Islamic and Arabic Influences on Mazatleco Spanish

 

One of the interesting things I’ve noticed about how living here in Mazatlán has changed me over the past three years is in my vocabulary and manner of expression.

“When are you leaving on your business trip?” a friend asks me in Spanish. My “normal,” pre-Mazatlán response would have been, “I’m leaving late Sunday morning.”

After living here a few years now, however, my “normal, living-in-Mazatlán” response tends to be either: “Primero Diós (God permitting), I’ll leave late Sunday morning;” “Si Diós quiere (God willing), I’ll leave late Sunday morning;” or “Dios mediante, I’ll leave late Sunday morning.”

BIG difference to me, in both my worldview (more fatalistic/less control and structure) as well as in my phrasing. I find myself talking like this in Spanish all the time now, without thinking about it, whereas I would never before have said that. It is of course because I hear the people around me talking like that every day.

And I don’t just talk like this in Spanish; I find myself saying things like this more and more often in English as well. I’ve had some interesting feedback when saying things like this in English, especially when talking to Europeans. “What does God have to do with it?” or “Religion sure has taken on a major role in your life, Dianne.” A response in which I sense a bit of distrust, dislike or caution. This response, like any behavior, reflects a worldview, one in which it is not the custom to refer to God in this way, one in which spiritual beliefs are private matters, and in which recently there has been significant backlash to immigration and Islamization. In our local context, such phrasing doesn’t necessarily seem particularly religious; it’s just how many people speak.

To avoid such misinterpretation, I sometimes find myself avoiding references to God, which at this point requires purposeful choice. Alternatively I say something like, “The plan is to leave late Saturday morning,” or “My plane reservation is for a late Saturday morning departure.” Both of these phrasings feel much more cumbersome to me, they are not natural, yet they feel better than the “old” phrasing: “I’ll leave late Saturday morning.” That’s hard for me to say now. It feels too arrogant, too mechanistic. Things happen; things change. “The plan is to leave…” feels more truthful. More respectful. Less arrogant.

Most Mexicans will say that this sort of fatalistic or God-fearing phrasing originates in Catholicism. I am confident that Catholicism is part of the reason, and a devout belief surely encourages such thinking and expression. But the people who use such expressions are not limited to Catholics, nor church-goers. I’ve been to many Catholic countries where I don’t hear people referencing fate and God with every other sentence. Honestly, I believe this sort of phrasing in Mexican Spanish originated or was at least an influence of the Moors in Spain. They brought Islam and Arabic phrases to Spain (inshallah in Arabic, which became ojala in Spanish), and this mentality and phrasing have survived, thrived, and are alive and in frequent use in modern day on the west coast of Mexico. Such an outlook may resonate with indigenous Mexican beliefs and worldviews as well; of that I am unsure.

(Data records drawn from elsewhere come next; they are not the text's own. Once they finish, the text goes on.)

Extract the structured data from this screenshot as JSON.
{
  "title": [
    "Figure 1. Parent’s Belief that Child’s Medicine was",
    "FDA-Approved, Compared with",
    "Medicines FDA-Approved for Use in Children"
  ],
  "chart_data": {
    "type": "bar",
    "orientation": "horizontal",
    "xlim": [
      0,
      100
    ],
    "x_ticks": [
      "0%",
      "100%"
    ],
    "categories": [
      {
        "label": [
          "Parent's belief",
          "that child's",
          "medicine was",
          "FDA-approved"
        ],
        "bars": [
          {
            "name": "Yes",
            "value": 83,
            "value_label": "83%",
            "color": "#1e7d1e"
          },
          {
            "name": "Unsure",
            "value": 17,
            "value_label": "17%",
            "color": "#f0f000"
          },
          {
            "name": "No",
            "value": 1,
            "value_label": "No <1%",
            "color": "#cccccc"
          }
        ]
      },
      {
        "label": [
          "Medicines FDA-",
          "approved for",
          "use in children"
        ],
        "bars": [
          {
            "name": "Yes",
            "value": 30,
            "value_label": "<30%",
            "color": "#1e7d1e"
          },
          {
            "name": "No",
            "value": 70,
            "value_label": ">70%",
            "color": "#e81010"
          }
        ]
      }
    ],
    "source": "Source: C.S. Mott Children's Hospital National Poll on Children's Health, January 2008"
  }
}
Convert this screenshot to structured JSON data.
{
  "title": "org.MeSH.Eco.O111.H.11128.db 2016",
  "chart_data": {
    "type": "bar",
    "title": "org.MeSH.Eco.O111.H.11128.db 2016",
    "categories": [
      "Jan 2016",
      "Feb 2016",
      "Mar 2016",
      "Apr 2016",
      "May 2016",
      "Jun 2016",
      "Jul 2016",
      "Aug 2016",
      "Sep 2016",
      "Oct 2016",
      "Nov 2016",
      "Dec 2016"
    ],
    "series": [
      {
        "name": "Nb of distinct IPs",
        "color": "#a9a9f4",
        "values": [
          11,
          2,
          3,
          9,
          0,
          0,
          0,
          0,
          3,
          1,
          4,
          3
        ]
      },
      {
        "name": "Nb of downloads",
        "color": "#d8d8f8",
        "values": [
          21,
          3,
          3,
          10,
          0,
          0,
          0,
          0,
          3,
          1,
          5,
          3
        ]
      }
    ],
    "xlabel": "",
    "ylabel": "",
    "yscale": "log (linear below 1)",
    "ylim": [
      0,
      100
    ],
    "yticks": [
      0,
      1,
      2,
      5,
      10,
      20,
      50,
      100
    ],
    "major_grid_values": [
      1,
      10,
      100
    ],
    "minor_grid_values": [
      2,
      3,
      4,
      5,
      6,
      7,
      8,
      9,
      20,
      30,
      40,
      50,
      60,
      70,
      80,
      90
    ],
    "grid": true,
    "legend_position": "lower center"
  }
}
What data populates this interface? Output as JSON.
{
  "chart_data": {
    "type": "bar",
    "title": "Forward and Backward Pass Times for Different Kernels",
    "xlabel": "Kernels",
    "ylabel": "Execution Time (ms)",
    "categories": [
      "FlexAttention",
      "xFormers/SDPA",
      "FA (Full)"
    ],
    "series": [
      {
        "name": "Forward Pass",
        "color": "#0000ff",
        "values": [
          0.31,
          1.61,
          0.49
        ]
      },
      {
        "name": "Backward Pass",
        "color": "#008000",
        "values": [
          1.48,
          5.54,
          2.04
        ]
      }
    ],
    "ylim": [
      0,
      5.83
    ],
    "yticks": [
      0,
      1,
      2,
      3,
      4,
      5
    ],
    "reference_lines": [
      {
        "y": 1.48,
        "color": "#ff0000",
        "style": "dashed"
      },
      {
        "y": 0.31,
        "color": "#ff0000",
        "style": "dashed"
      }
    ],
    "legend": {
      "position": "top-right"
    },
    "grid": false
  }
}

Another frequent local expression is the response to “How are you?” In high school Spanish classes I learned that the correct response is, “Bien, gracias. ¿Y tú? More often than not, people here will respond with, “Gracias a Diós, aquí ando” (Thanks to God, here I am); “Sigo de pie” (I am still alive); or “Echándole ganas” (I’m doing my best/giving it my all). These expressions, in my feeling for and understanding of them, infer a gratitude for life, a desire to express joy and gratitude and not to complain despite the huge economic hardships people have experienced in recent years. These are also expressions I find myself saying all the time, and ones I sense also originate from Islamic beliefs. It is amazing to me how what happened centuries ago on another continent affects so strongly how we express ourselves today. Or, you may say, it’s all Catholicism. 🙂

 

About Dianne Hofner Saphiere

There are loads of talented people in this gorgeous world of ours. We all have a unique contribution to make, and if we collaborate, I am confident we have all the pieces we need to solve any problem we face. I have been an intercultural organizational effectiveness consultant since 1979, working primarily with for-profit multinational corporations. I lived and worked in Japan in the late 70s through the 80s, and currently live in and work from México, where with a wonderful partner we've raised a bicultural, global-minded son. I have worked with organizations and people from over 100 nations in my career. What's your story?

One thought on “Islamic and Arabic Influences on Mazatleco Spanish

  1. Lovely post. I love the phrase echándole ganas. My cleaning lady uses the phrase "Hay que echarle ganas" all the time, especially after talking about hardships she's going through. I still say "bien gracias" when people ask how I am, although I've thrown in "aquí ando" time to time, even though I still hadn't quite figured out how to use it. "Aquí ando, chambeando…"? Think I'll give up on that one and use sigo de pie instead.